Prior to Damon, Giraud founded moj.io, now valued at more than $200 million in just five years. He had the help of co-founder Dom Kwong, who was also responsible for the technology at Recon, a start-up that was sold to Intel for $145-million. They discovered that 160-million motorcycles are sold globally each year. They incubated with Yamaha motors and have since grown their team to include 14 R&D personnel and a CFO.
How badly the world needs safer motorcycles
Born at the intersection where the joy of riding is constantly threatened by a lack of safety, Giraud understood how badly the world needs safer motorcycles.
“No one is solving motorcycle-related problems,” he says. “But, to hit the nail on the head, I learned that motorcycling is 36X more life-threatening than driving a car, killing well over 3,000 people each day. This is what got me serious about the space.”
Cars now feature sensors, collision avoidance and self-driving capabilities. A self-driving motorbike would deprive its user of the joys of riding, so Damon is taking a staged approach in developing advanced driver assistance systems, using connectivity and AI.
Haptic language vibrates the handlebars to warn of impending threats
The technology is also dynamic and evolving. The more users ride, the smarter and more predictive the program will become: similar to how Tesla cars are becoming smarter through bi-weekly updates. Among other patented features, Damon has developed a patent-pending haptic language that vibrates the handlebars to warn the rider of impending threats.
“The greatest challenge Damon faces, and its one that each of my other start-ups has had to overcome, is educating stakeholders about our opportunity. In Damon’s case, people pass over the idea that motorcycles are an interesting area for tech pretty quickly,” says Giraud. “To the North American market, with our newer cities and wide roads, motorcycles might seem like a niche market.”
Damon knows that this couldn’t be farther from the truth. Most mega-cities in the old world are thousands of years old. Roads are narrow, congested and populated with over 70,000 people per square mile, which is significantly more than we are accustomed to in North America. Cars are just too big in many of those markets, which makes motorcycles a critical component in the daily lives of over 1.5 billion commuters.
Takes a lot of outbound education, soap-boxing and relentless thought leadership
“In my 15 years doing start-ups, I have to say that the unobvious, hard-to-believe tech opportunities tend to be the ones that succeed. However, it takes a lot of outbound education, soap-boxing and relentless thought leadership efforts to get past the inertia that unbelievable ideas often face. It’s a lot like pushing a rope,” Giraud explains.
Over the next six months Giraud aims to build on his firm’s existing success.

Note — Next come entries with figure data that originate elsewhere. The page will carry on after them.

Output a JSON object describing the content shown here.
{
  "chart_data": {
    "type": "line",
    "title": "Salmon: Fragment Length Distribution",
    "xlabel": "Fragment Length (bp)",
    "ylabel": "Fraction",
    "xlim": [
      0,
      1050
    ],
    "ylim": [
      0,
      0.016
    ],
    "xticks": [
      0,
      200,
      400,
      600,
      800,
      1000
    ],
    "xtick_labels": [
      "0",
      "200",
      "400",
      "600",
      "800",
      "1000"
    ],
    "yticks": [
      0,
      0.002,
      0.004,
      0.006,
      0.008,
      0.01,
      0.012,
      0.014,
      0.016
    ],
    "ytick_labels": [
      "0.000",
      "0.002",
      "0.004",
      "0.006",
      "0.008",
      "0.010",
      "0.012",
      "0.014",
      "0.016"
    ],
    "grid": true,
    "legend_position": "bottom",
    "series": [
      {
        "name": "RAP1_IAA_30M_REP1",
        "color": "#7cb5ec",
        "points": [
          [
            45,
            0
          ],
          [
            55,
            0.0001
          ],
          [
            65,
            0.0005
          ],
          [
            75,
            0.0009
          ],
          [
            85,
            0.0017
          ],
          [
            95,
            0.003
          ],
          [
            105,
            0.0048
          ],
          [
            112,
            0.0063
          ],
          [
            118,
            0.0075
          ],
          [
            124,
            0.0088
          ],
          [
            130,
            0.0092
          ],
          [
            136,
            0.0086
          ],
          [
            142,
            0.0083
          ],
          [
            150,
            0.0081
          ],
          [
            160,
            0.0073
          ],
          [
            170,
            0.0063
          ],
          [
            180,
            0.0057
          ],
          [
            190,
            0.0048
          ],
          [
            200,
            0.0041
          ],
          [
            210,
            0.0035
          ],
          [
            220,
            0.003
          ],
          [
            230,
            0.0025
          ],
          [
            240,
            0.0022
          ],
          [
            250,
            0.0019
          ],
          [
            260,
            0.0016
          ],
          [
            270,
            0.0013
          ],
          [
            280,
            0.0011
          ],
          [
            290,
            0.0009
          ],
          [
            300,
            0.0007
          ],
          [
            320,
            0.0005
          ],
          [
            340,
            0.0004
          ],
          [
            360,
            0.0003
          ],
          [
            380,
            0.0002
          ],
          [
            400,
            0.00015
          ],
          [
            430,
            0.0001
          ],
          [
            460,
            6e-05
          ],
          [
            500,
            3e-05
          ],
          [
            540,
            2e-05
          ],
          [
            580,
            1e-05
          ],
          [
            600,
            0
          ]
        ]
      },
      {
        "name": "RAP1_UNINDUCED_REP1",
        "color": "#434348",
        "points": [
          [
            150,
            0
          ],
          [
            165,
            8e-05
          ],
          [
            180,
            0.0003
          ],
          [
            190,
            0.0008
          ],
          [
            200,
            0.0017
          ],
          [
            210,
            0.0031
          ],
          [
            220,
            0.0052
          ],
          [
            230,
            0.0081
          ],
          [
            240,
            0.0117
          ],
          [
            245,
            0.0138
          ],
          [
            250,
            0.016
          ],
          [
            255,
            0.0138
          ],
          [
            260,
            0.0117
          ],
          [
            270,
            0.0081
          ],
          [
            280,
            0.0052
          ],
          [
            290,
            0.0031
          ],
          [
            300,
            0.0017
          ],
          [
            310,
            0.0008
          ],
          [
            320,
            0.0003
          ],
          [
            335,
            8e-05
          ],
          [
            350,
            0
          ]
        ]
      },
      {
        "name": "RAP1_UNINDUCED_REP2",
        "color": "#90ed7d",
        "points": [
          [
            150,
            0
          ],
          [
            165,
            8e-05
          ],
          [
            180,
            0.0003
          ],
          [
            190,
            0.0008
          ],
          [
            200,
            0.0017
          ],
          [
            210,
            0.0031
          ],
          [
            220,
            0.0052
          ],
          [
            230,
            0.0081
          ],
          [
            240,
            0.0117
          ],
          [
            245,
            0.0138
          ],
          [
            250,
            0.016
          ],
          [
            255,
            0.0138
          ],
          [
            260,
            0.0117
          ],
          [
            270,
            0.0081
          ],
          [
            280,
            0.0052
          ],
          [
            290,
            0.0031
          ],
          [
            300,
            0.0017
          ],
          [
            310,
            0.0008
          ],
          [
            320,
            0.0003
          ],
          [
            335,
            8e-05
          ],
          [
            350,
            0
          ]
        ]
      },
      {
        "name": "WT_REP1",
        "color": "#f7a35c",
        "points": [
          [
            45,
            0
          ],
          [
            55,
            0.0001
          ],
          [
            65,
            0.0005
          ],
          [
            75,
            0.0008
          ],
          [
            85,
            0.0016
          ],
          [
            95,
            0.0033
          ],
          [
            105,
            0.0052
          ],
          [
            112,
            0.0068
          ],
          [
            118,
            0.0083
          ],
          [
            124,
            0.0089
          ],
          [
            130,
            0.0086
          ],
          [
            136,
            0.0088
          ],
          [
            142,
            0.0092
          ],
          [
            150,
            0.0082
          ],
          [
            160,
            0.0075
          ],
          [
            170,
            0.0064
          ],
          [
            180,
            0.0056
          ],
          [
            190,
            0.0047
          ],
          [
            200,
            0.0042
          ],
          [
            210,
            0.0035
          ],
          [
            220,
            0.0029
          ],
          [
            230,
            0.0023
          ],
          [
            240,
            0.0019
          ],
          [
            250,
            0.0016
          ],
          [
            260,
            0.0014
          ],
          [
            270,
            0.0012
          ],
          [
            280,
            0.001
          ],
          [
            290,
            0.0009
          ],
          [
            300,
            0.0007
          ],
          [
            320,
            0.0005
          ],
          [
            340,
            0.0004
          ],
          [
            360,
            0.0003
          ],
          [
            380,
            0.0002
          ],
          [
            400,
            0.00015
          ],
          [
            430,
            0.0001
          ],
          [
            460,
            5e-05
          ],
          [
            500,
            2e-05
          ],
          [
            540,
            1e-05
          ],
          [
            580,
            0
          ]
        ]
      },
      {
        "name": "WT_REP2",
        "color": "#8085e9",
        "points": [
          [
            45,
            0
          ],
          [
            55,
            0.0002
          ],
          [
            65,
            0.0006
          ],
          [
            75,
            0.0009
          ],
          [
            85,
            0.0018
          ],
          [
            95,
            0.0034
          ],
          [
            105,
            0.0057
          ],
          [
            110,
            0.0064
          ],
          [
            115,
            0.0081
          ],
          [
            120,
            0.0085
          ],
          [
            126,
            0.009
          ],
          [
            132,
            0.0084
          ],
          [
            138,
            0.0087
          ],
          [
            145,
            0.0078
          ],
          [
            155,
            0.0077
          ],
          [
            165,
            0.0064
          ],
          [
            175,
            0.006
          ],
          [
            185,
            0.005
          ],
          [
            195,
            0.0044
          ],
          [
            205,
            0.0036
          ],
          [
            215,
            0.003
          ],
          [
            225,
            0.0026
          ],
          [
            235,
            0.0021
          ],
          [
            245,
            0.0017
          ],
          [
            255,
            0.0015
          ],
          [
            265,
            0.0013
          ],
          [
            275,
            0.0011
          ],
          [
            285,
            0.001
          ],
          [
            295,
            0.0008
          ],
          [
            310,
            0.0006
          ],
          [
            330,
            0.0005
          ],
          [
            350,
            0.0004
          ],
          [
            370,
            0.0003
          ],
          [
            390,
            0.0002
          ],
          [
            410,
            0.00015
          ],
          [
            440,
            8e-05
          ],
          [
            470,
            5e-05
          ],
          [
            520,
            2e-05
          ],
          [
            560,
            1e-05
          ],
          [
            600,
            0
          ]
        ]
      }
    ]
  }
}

“We’re looking for great tech talent. We want people with passion and energy who love to be part of a family, which comes before great skills or education. Damon is a full stack tech company assimilating sensors, AI, Cloud computing, smartphones, user experience and motion into a symphony for everyday riders, so knock on our door and introduce yourself,” he adds. “Everyone who believes in our cause and our team can be part of the social and financial benefits we’re creating for the world. We look forward to creating a big passionate family who wants to safeguard the freedom of motorcycling.”
Damon recently brought on Steven Lee as CFO and Erik Buell as a designer. Lee was key to the financial success of Slack and Mobify’s early days, two very successful Canadian companies worth billions today. Buell built 160,000 Buell motorcycles with Harley Davidson in the 80’s and 90’s, some of the most iconic and distinctively improved ‘bikes’ the world has seen, according to Giraud.